Research into SARS-CoV-2 has undoubtedly skewed the diversity of papers we receive for consideration towards just one pathogen, but nevertheless we continue to strive to represent the astonishing breadth of topics encompassed within microbiology in our pages. Of the thousands of research papers submitted to us in 2020, we selected around 9–12% for external review. With the help of our peer reviewers, whom we thank unreservedly for their thorough scrutiny of manuscripts, advice and insights, we have published a total of 119 research articles online in 2020.

Altmetrics provides an aggregate measure of how our articles are viewed, used and discussed online. Eight of the top ten research manuscripts, as measured by Altmetrics, are unsurprisingly SARS-CoV-2 papers, with the most attention being paid to a paper reporting the evolutionary origins of the virus and finding that the viral lineage giving rise to SARS-CoV-2 has been circulating in bats for decades. We were also proud to publish the paper naming the virus as part of our continuing support for the importance of (viral) taxonomy.

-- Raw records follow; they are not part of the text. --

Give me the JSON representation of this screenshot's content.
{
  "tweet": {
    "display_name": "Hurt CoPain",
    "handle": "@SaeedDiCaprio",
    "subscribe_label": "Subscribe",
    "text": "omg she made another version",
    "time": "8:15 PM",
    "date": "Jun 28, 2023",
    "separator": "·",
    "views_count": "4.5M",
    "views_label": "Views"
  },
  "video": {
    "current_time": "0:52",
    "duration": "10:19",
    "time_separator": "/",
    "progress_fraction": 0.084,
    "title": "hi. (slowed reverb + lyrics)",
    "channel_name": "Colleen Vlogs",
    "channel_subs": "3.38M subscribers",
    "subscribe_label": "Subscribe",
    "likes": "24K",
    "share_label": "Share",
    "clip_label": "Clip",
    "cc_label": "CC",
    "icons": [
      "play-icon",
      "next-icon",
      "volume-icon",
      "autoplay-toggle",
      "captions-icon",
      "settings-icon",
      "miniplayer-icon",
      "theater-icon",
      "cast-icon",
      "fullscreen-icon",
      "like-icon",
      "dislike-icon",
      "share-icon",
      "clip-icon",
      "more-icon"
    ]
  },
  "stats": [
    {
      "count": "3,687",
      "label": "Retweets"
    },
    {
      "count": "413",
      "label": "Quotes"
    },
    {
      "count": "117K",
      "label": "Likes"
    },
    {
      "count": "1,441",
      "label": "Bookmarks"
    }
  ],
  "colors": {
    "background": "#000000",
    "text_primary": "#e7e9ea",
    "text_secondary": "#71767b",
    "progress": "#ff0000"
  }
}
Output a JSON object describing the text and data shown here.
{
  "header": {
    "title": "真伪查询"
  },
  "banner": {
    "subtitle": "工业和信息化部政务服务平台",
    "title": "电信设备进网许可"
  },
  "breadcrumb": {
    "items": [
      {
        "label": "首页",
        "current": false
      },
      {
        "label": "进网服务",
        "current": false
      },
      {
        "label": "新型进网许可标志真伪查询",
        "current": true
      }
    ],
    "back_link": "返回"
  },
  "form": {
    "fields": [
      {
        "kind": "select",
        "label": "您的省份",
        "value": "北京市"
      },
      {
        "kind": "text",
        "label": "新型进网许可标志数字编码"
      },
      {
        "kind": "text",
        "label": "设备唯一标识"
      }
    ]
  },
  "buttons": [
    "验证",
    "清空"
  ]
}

As an illustration of the wider variety of papers we have published, we invite you to explore a small sample: how volatiles produced by Streptomyces attract soil arthropods that spread their spores; how fungi impact bacterial species in microbiomes; how a jumbo phage forms a nucleus-like structure to evade CRISPR–Cas DNA targeting; how a Staphylococcus aureus metabolite can reprogramme the host immune response during persistent infection; monkeypox emergence in chimpanzees; how you can apply two methods for single-cell RNA sequencing in bacteria; how host immune cells respond to Candida auris; steps towards engineering inducible nitrogenase activity into cereal endophytes to eventually improve crop yields; how an exported kinase remodels red blood cells in malaria; how to analyse the spatial metabolome of host–microbe interactions in situ (in a deep sea mussel) at the micrometre scale; how to determine antibiotic susceptibility and resistance of selected pathogens in just ten minutes; and how yeast collectively live at higher temperatures by cooperative secretion of glutathione.

Next year the ongoing pandemic will undoubtedly continue to feature in our pages, yet we remain committed to highlighting important advances in every area of our scope, both in our research papers and in selected and commissioned Comments, Perspectives and Reviews. One area that we will endeavour to feature more prominently in our pages is research related to the 17 Sustainable Development Goals (SDGs) put forth by the United Nations. These two issues are not independent; the pandemic seems likely to exacerbate many global problems, not least because it is interfering with efforts to address them, as noted by the United Nations Development Programme. Before the pandemic, microbiologists have long been at the forefront of research to achieve many of the 17 SDGs (A. A. Akinsemolu et al. J. Clean. Prod. 182, 139–155; 2018), and going forward it will be crucial to renew efforts, work together and across multidisciplinary boundaries to achieve these goals. Editorially, we will endeavour to select for our readers outstanding primary research, accompanied by commissioned commentaries, that together align closely with SDGs to help to advance these efforts. Alongside this we are continuing our efforts to increase diversity among authors and reviewers, and hope that the benefits this brings will be reflected in our pages.

At the close of this year, we thank all of the researchers who have chosen to submit research or write commentaries, and all of our readers who have taken the time to read the work of their peers. This year we also thank three outgoing editors, Nonia Pariente, Paula Jauregui and Yassine Cherrak, for their contributions to our journal.

In 2021, please join us in reading the very best research across the entire scope of microbiology, much of which will undoubtedly continue to improve our knowledge and understanding of human, animal, plant, ocean and planetary health. Do get in touch to let us know how you think we’re doing, both in terms of covering the entire field and whether we should focus on SDGs, and if so, what types of research are best poised to contribute to those goals.